Sleep spindles and epilepsy
Our data were recorded in medicated epilepsy patients in whom epileptiform events during seizure-free periods (i.e. interictal episodes) may affect sleep, and sleep spindles in particular (Dinner and Lüders, 2001
; Steriade, 2005
). Therefore, it was imperative to confirm that our results could be generalized to the healthy population, and multiple observations strongly suggest that this is the case.
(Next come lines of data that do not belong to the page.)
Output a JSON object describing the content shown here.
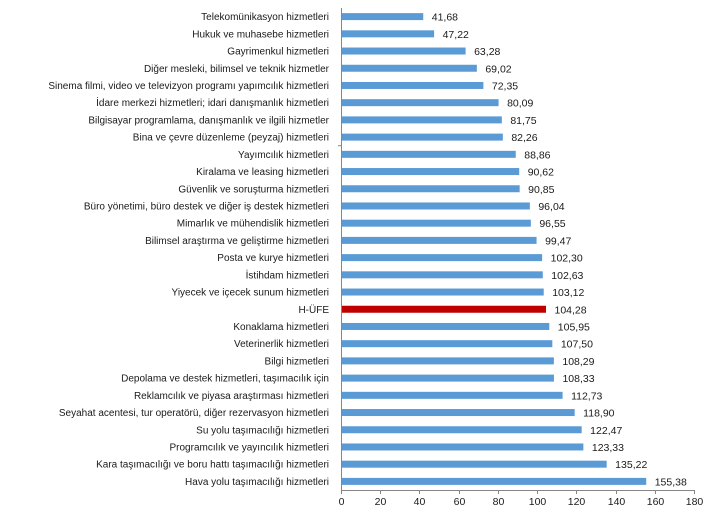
{
  "chart_data": {
    "type": "bar",
    "orientation": "horizontal",
    "title": "",
    "xlabel": "",
    "ylabel": "",
    "xlim": [
      0,
      180
    ],
    "xticks": [
      0,
      20,
      40,
      60,
      80,
      100,
      120,
      140,
      160,
      180
    ],
    "grid": false,
    "legend": "none",
    "bar_color": "#5b9bd5",
    "highlight_color": "#c00000",
    "categories": [
      "Telekomünikasyon hizmetleri",
      "Hukuk ve muhasebe hizmetleri",
      "Gayrimenkul hizmetleri",
      "Diğer mesleki, bilimsel ve teknik hizmetler",
      "Sinema filmi, video ve televizyon programı yapımcılık hizmetleri",
      "İdare merkezi hizmetleri; idari danışmanlık hizmetleri",
      "Bilgisayar programlama, danışmanlık ve ilgili hizmetler",
      "Bina ve çevre düzenleme (peyzaj) hizmetleri",
      "Yayımcılık hizmetleri",
      "Kiralama ve leasing hizmetleri",
      "Güvenlik ve soruşturma hizmetleri",
      "Büro yönetimi, büro destek ve diğer iş destek hizmetleri",
      "Mimarlık ve mühendislik hizmetleri",
      "Bilimsel araştırma ve geliştirme hizmetleri",
      "Posta ve kurye hizmetleri",
      "İstihdam hizmetleri",
      "Yiyecek ve içecek sunum hizmetleri",
      "H-ÜFE",
      "Konaklama hizmetleri",
      "Veterinerlik hizmetleri",
      "Bilgi hizmetleri",
      "Depolama ve destek hizmetleri, taşımacılık için",
      "Reklamcılık ve piyasa araştırması hizmetleri",
      "Seyahat acentesi, tur operatörü, diğer rezervasyon hizmetleri",
      "Su yolu taşımacılığı hizmetleri",
      "Programcılık ve yayıncılık hizmetleri",
      "Kara taşımacılığı ve boru hattı taşımacılığı hizmetleri",
      "Hava yolu taşımacılığı hizmetleri"
    ],
    "values": [
      41.68,
      47.22,
      63.28,
      69.02,
      72.35,
      80.09,
      81.75,
      82.26,
      88.86,
      90.62,
      90.85,
      96.04,
      96.55,
      99.47,
      102.3,
      102.63,
      103.12,
      104.28,
      105.95,
      107.5,
      108.29,
      108.33,
      112.73,
      118.9,
      122.47,
      123.33,
      135.22,
      155.38
    ],
    "value_labels": [
      "41,68",
      "47,22",
      "63,28",
      "69,02",
      "72,35",
      "80,09",
      "81,75",
      "82,26",
      "88,86",
      "90,62",
      "90,85",
      "96,04",
      "96,55",
      "99,47",
      "102,30",
      "102,63",
      "103,12",
      "104,28",
      "105,95",
      "107,50",
      "108,29",
      "108,33",
      "112,73",
      "118,90",
      "122,47",
      "123,33",
      "135,22",
      "155,38"
    ],
    "highlighted": [
      "H-ÜFE"
    ]
  }
}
First, overnight recordings were carried out prior to routine tapering of anti-epileptic drugs to ensure a less significant contribution of epileptiform activities. Second, sleep measures were within the expected normal range, including distribution of sleep stages, NREM-REM cycles, and EEG power spectra of each sleep stage. Third, we specifically detected paroxysmal discharges and separated them from physiological sleep spindles, and we also confirmed that pathological events were not falsely detected as spindles through extensive visual inspection of each individual’s data (Methods). Fourth, the occurrence rate of paroxysmal discharges was highly variable across channels, limited in its spatial extent, and entirely absent in some channels. By contrast, all the results reported here could be observed in every individual despite highly idiosyncratic clinical profiles. Fifth and most importantly, previous analysis revealed significant firing rate modulations in the same neurons during paroxysmal discharges (Nir et al., 2011
), whereas unit discharges were not robustly modulated during sleep spindles, attesting to a good separation between pathological and physiological spindles. Since interictal EEG spikes and sleep spindles may be confounded in a more complex manner in the MTL, we adopted a conservative approach and analyzed those spindles separately from data obtained in frontal and parietal cortices based on a visual detection. Overall, we are confident that the current results can be generalized to individuals without epilepsy.